John McGinn has long been a Tartan Army idol and he had the first attempt on goal blocked from an acute angle in the opening moments. It was an energetic start from both sides. Marshall produced a fine save low to this right to stop Schick’s driven shot on 16 minutes.
Then came a flowing Scottish move started by Scott McTominay, with the ball passing through Armstrong and Andy Robertson before a cross which striker Lyndon Dykes side-footed just wide of target.
The sight of wing-back Stephen O’Donnell blocking Christie after the Celtic forward’s jinking run eliminated two opponents didn’t go down well, but Clarke would have been encouraged at that stage. Jaroslav Silhavy, his opposite number, had taken a seat in the technical area.
The probing continued. On 31 minutes, Christie collected a head-flick from a throw in and sprayed the ball out to Robertson. The captain was alone entering the Czech penalty area and dispatched a vicious shot which was touched over the crossbar by goalkeeper Tomas Vaclik’s fingertips.
Having failed to convert when in the ascendancy, Scotland found themselves punished. Perhaps predictably so.
The second phase of a Czech corner climaxed with Vladimir Coufal delivering a cross from the right flank towards Schick. The impressive Bayer Leverkusen forward climbed between Grant Hanley and Liam Cooper – Tierney’s replacement – to glance a precise header out of Marshall’s reach and into the corner of the net.

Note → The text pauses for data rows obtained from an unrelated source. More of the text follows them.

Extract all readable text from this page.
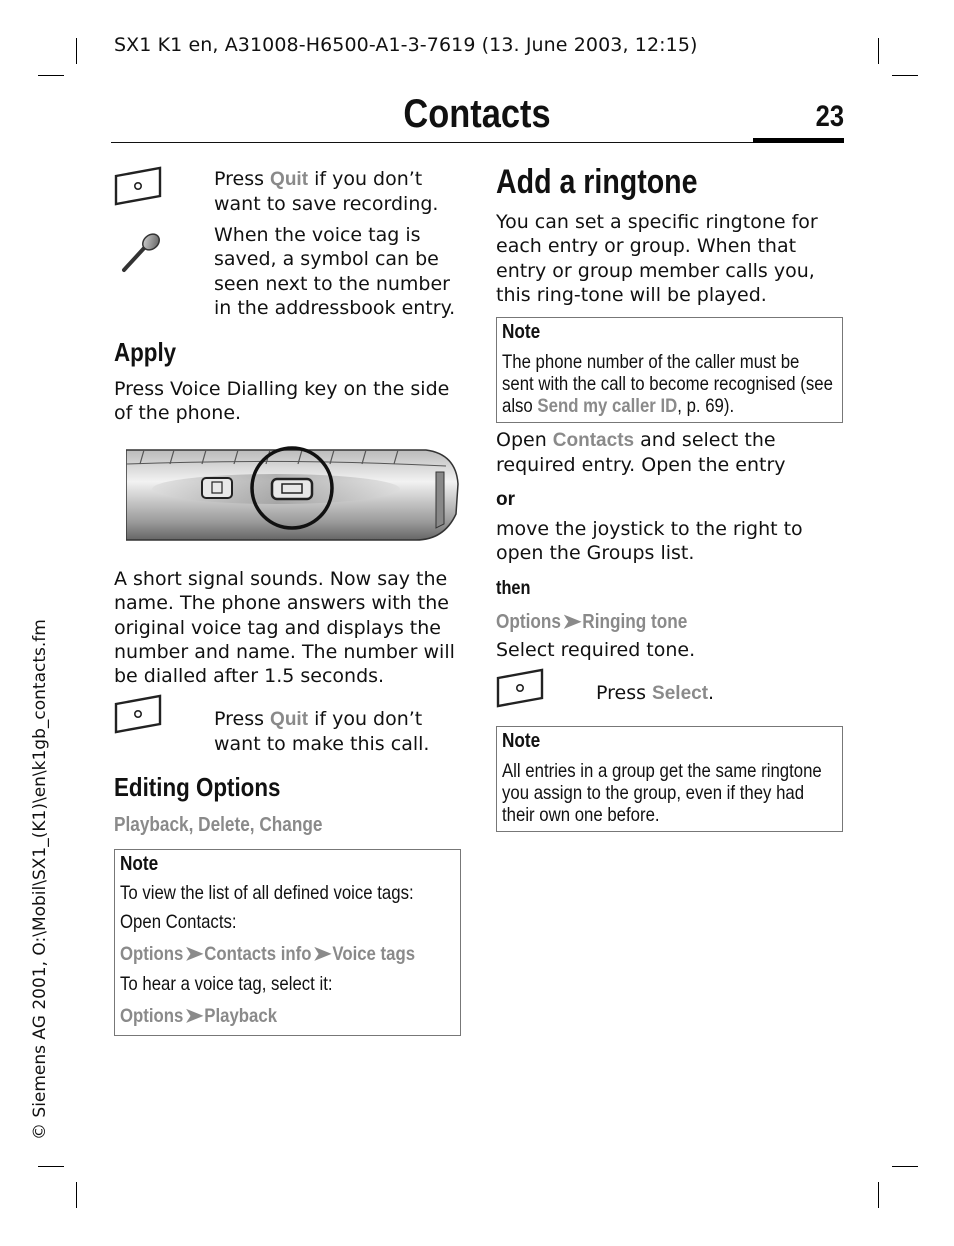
SX1 K1 en, A31008-H6500-A1-3-7619 (13. June 2003, 12:15)
Contacts	23
© Siemens AG 2001, O:\Mobil\SX1_(K1)\en\k1gb_contacts.fm
Press Quit if you don’t want to save recording.
When the voice tag is saved, a symbol can be seen next to the number in the addressbook entry.
Apply
Press Voice Dialling key on the side of the phone.
A short signal sounds. Now say the name. The phone answers with the original voice tag and displays the number and name. The number will be dialled after 1.5 seconds.
Press Quit if you don’t want to make this call.
Editing Options
Playback, Delete, Change
Note
To view the list of all defined voice tags:
Open Contacts:
Options➤Contacts info➤Voice tags
To hear a voice tag, select it:
Options➤Playback
Add a ringtone
You can set a specific ringtone for each entry or group. When that entry or group member calls you, this ring-tone will be played.
Note
The phone number of the caller must be sent with the call to become recognised (see also Send my caller ID, p. 69).
Open Contacts and select the required entry. Open the entry
or
move the joystick to the right to open the Groups list.
then
Options➤Ringing tone
Select required tone.
Press Select.
Note
All entries in a group get the same ringtone you assign to the group, even if they had their own one before.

It was the perfect end to the first half for Silhavy’s side and understandably resulted in a subdued ambience around Hampden during the interval. Southampton striker Che Adams took Christie’s place for the second half with Scotland needing to force the issue somewhat.
The risk of leaving themselves exposed was made clear as both Schick and Vladimir Darida stung Marshall’s palms with netbound efforts within 60 seconds of the restart.
At the opposite end, Jack Hendry struck the crossbar after Vaclik palmed away a cross, and seconds later the keeper was backtracking frantically to push away a miscued clearance from his own centre-back, Tomas Kalas.
However, with Scotland chasing the game, gaps at the back were inevitable. Hendry’s ambitious shot was blocked midway inside the Czech half and Schick collected the ricochet. His first-time audacious lob almost on the halfway line looped over Marshall and into the net to effectively kill hopes of a comeback.
It was a sublime finish from the game’s outstanding player, although questions will be asked of the goalkeeper’s high positioning. Those in dark blue looked punch-drunk.
When an impromptu chance fell to Dykes on 66 minutes, his left-footed shot was stopped by Vaclik’s outstretched right leg. A brilliant late run by substitute James Forrest took him past two defenders before another block, this time from Ondrej Celustka.
There were several calls over Hampden’s PA system for everyone to keep masks on as per Covid guidelines. In truth, the Tartan Army might have welcomed full-face covers to prevent them watching any more agony.
Scotland (3-5-2): Marshall; Hendry (McGregor 67), Hanley, Cooper; O’Donnell (Forrest 79), Armstrong (Fraser 67), McTominay, McGinn, Robertson; Christie (Adams 46), Dykes (Nisbet 79).
Czech Republic (4-2-3-1): Vaclik; Coufal, Celustka, Kalas, Boril; Kral (Holes 67), Soucek; Masopust (Vydra 72), Darida (Sevcik 87), Jankto (Hlozek 67); Schick (Krmencik 87).